Letting agents in Kilkenny have stopped advertising properties for rent as they will be “swamped” by phone calls from people desperately wanting a home, a leading housing agent has said.
Estate agent Michael Boyd, who is based in Kilkenny city for 30 years, says his business and other agents are no longer advertising rentals online, or on social media.
“There is very little to let at the moment. We’ve a high volume of enquiries,” he said.
“We’ve stopped advertising. We are not equipped to cope. If you leave a letting up half a day, we receive over a hundred phone calls.”
Instead, they are finding tenants for their clients by calling local firms, who have workers needing accommodation. Alternatively, they deal privately with people who call to their offices in search of a tenancy.
The average rental price for a two bed property is €950 to €1,000 and €1,200 for a three bed semi-detached.
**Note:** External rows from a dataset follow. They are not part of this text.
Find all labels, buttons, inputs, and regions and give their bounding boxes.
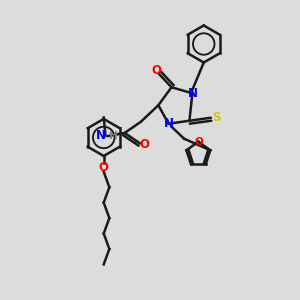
- Text: N: N: [95, 130, 106, 142]
- Text: O: O: [99, 161, 109, 174]
- Text: O: O: [152, 64, 162, 77]
- Text: S: S: [212, 111, 220, 124]
- Text: O: O: [139, 137, 149, 151]
- Text: H: H: [109, 131, 118, 141]
- Text: N: N: [164, 117, 173, 130]
- Text: N: N: [188, 87, 197, 100]
- Text: O: O: [194, 136, 203, 147]
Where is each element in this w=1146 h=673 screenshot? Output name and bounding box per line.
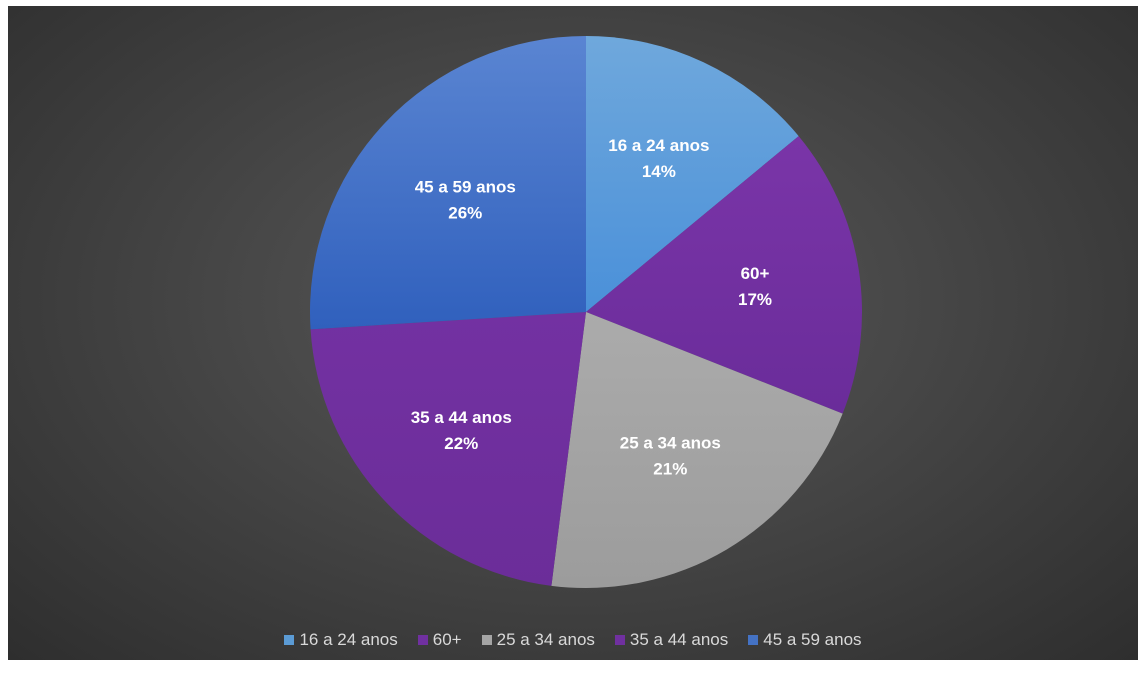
legend-item-4: 45 a 59 anos	[748, 630, 862, 650]
pie-slice-4	[310, 36, 586, 330]
slice-percent-label-1: 17%	[738, 290, 772, 309]
legend-label-4: 45 a 59 anos	[763, 630, 862, 649]
slice-percent-label-0: 14%	[642, 162, 676, 181]
pie-chart: 16 a 24 anos 14% 60+ 17% 25 a 34 anos 21% 35 a…	[310, 36, 862, 588]
legend-label-3: 35 a 44 anos	[629, 630, 729, 649]
slice-percent-label-4: 26%	[448, 204, 482, 223]
legend: 16 a 24 anos 60+ 25 a 34 anos 35 a 44 anos 4…	[8, 626, 1138, 654]
legend-item-0: 16 a 24 anos	[284, 630, 398, 650]
slice-category-label-3: 35 a 44 anos	[411, 408, 512, 427]
slice-category-label-2: 25 a 34 anos	[620, 434, 721, 453]
chart-area: 16 a 24 anos 14% 60+ 17% 25 a 34 anos 21% 35 a…	[8, 6, 1138, 660]
slice-category-label-0: 16 a 24 anos	[608, 136, 709, 155]
pie-slice-2	[551, 312, 843, 588]
slice-percent-label-2: 21%	[653, 460, 687, 479]
slice-category-label-4: 45 a 59 anos	[415, 178, 516, 197]
legend-item-1: 60+	[417, 630, 462, 650]
pie-data-labels: 16 a 24 anos 14% 60+ 17% 25 a 34 anos 21% 35 a…	[411, 136, 772, 478]
legend-label-0: 16 a 24 anos	[299, 630, 398, 649]
pie-slice-0	[586, 36, 799, 312]
legend-item-3: 35 a 44 anos	[614, 630, 729, 650]
pie-slice-3	[310, 312, 586, 586]
slice-percent-label-3: 22%	[444, 434, 478, 453]
pie-slices	[310, 36, 862, 588]
legend-label-2: 25 a 34 anos	[496, 630, 595, 649]
legend-swatch-2	[481, 635, 492, 645]
legend-swatch-3	[614, 635, 625, 645]
legend-swatch-1	[417, 635, 428, 645]
legend-item-2: 25 a 34 anos	[481, 630, 595, 650]
legend-label-1: 60+	[432, 630, 462, 649]
legend-swatch-0	[284, 635, 295, 645]
legend-swatch-4	[748, 635, 759, 645]
slice-category-label-1: 60+	[741, 264, 770, 283]
pie-slice-1	[586, 136, 862, 414]
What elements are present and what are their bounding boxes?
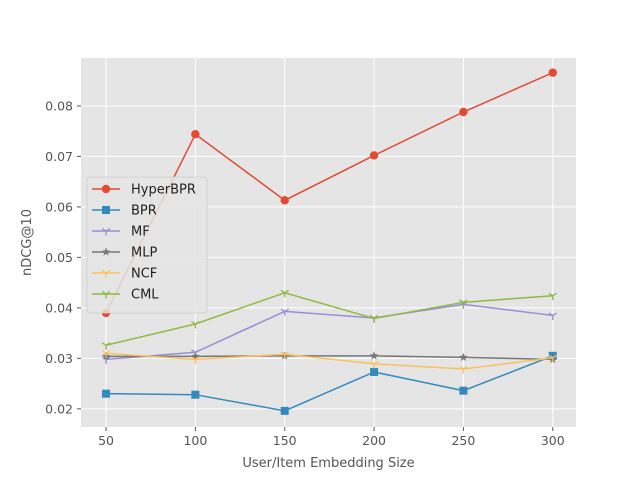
data-point [459,107,468,117]
data-point [548,292,558,301]
data-point [101,342,111,350]
y-tick-label: 0.07 [45,149,73,164]
legend-item: BPR [92,204,157,219]
series-line [105,303,553,361]
series-layer [101,68,558,415]
y-tick-label: 0.04 [45,300,73,315]
x-tick-label: 150 [273,433,297,448]
data-point [369,351,379,360]
y-tick-label: 0.05 [45,250,73,265]
data-point [459,365,468,374]
legend-marker [101,247,111,256]
legend-item: HyperBPR [92,183,196,198]
y-tick-label: 0.02 [45,401,73,416]
x-tick-label: 300 [541,433,565,448]
data-point [280,289,289,298]
data-point [369,360,379,369]
legend-marker [102,206,110,214]
legend-marker [101,270,111,278]
data-point [459,386,468,395]
data-point [280,308,289,316]
legend-label: MF [131,225,150,240]
legend-box [86,176,208,314]
data-point [548,68,557,77]
legend-item: NCF [92,267,157,282]
data-point [370,367,379,376]
data-point [459,352,468,361]
series-line [105,71,554,314]
data-point [459,299,468,307]
data-point [280,406,289,415]
data-point [548,354,558,363]
data-point [369,315,379,323]
x-tick-label: 200 [362,433,386,448]
legend: HyperBPR BPR MF MLP NCF CML [86,176,208,314]
data-point [280,196,289,205]
legend-label: BPR [131,204,157,219]
legend-marker [101,291,111,299]
legend-label: NCF [131,267,157,282]
series-ncf [101,350,558,374]
series-line [105,352,553,370]
data-point [280,351,289,359]
data-point [548,312,558,320]
y-axis-label: nDCG@10 [20,209,35,276]
data-point [191,390,200,399]
data-point [101,350,111,358]
x-axis: 50 100 150 200 250 300 [98,427,565,448]
data-point [191,351,200,360]
y-tick-label: 0.08 [45,98,73,113]
series-line [106,355,553,361]
series-line [106,355,554,412]
data-point [191,130,200,139]
x-tick-label: 100 [183,433,207,448]
legend-marker [101,228,111,236]
y-tick-label: 0.03 [45,351,73,366]
data-point [191,321,200,329]
legend-marker [101,184,111,194]
y-tick-label: 0.06 [45,199,73,214]
x-tick-label: 250 [451,433,475,448]
x-axis-label: User/Item Embedding Size [242,456,414,471]
y-axis: 0.02 0.03 0.04 0.05 0.06 0.07 0.08 [45,98,81,416]
x-tick-label: 50 [98,433,114,448]
data-point [369,151,379,160]
legend-label: CML [131,288,159,303]
series-cml [101,289,558,350]
legend-item: CML [92,288,159,303]
legend-item: MF [92,225,150,240]
data-point [102,389,111,398]
data-point [191,356,200,364]
series-line [105,291,553,346]
legend-label: MLP [131,246,157,261]
legend-label: HyperBPR [131,183,196,198]
legend-item: MLP [92,246,157,261]
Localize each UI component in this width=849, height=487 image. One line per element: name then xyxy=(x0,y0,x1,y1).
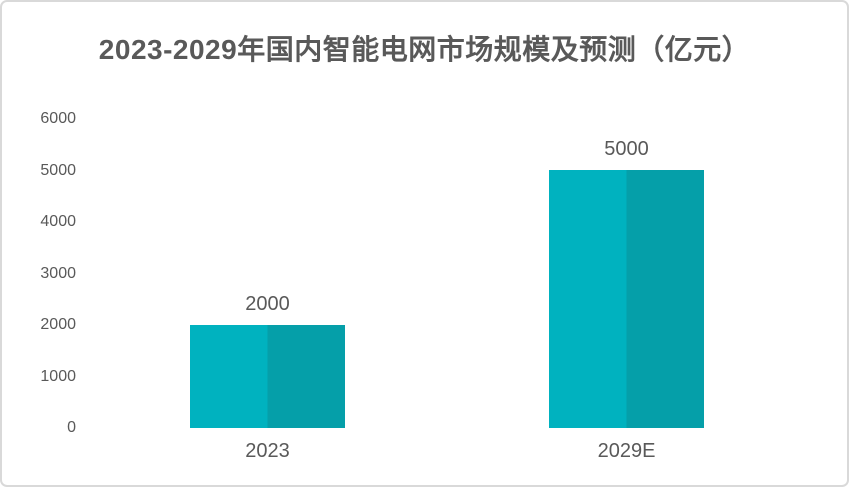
bar-group-2023: 2000 2023 xyxy=(190,2,345,462)
y-axis-tick-label: 0 xyxy=(67,419,76,436)
chart-title: 2023-2029年国内智能电网市场规模及预测（亿元） xyxy=(98,34,751,65)
bar-value-label: 2000 xyxy=(245,293,290,315)
bar-2029E xyxy=(549,170,704,428)
bar-value-label: 5000 xyxy=(604,138,649,160)
y-axis-tick-label: 4000 xyxy=(40,213,76,230)
y-axis-tick-label: 2000 xyxy=(40,316,76,333)
x-axis-label: 2023 xyxy=(245,440,290,462)
y-axis-tick-label: 6000 xyxy=(40,110,76,127)
y-axis-tick-label: 1000 xyxy=(40,367,76,385)
x-axis-label: 2029E xyxy=(597,440,656,462)
y-axis-tick-label: 3000 xyxy=(40,264,76,282)
y-axis-tick-label: 5000 xyxy=(40,161,76,179)
bar-group-2029E: 5000 2029E xyxy=(549,2,704,462)
bar-2023 xyxy=(190,325,345,428)
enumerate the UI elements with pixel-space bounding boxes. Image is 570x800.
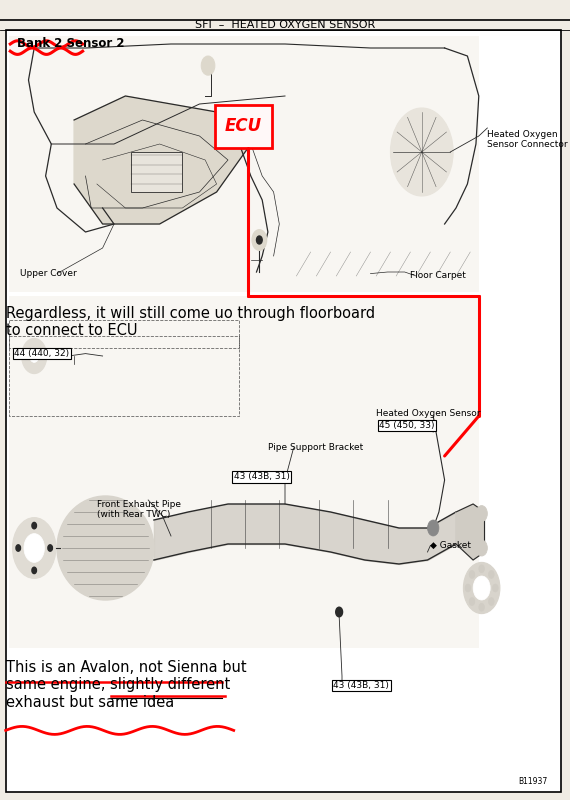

Speaking with Sue Nunn on The Way It Is on KCLRfm local radio, Mr Boyd added: "(The supply) is historically small, particularly in lettings. About four months ago ... there was nothing to let in Kilkenny, anywhere with anybody."
It was the first time the situation had been that bad in the 30 years his company has been in existence, he said.
Prices for an average three bed semi-detached house are up 7.5 per cent in the last quarter and 15 per cent in the three months prior to that. The average price currently is €295,000 up from €225,000 for the same period last year.
Buyers are now coming from Dublin and returning home from abroad due to work changes associated with the Covid-19 pandemic. Life in the area is often considered is more attractive than in big cities or overseas while the amenities are regarded as good and mortgages are far more affordable.
Carlow and Kilkenny has chronically low levels of new houses or apartments coming up for sale or rental, however, and this is causing prices to rise.
A property in Goresbridge had 90 interested parties with mortgage approval wanting to view it within three days of the house going on the market, he said.
Some people want to live in Kilkenny and travel to work in Dublin on a couple of days each, while others are moving to the county’s villages to commute each day into Kilkenny City, he said.
“I think we are going to be a very tight place for a very long time. The Government doesn’t recognise the legitimate need for a good quality private rental market as they move around.
“That sector is being depleted all the time. The whole rented sector is corporatised by local authorities and approved housing bodies. We need a mix of housing,” he added.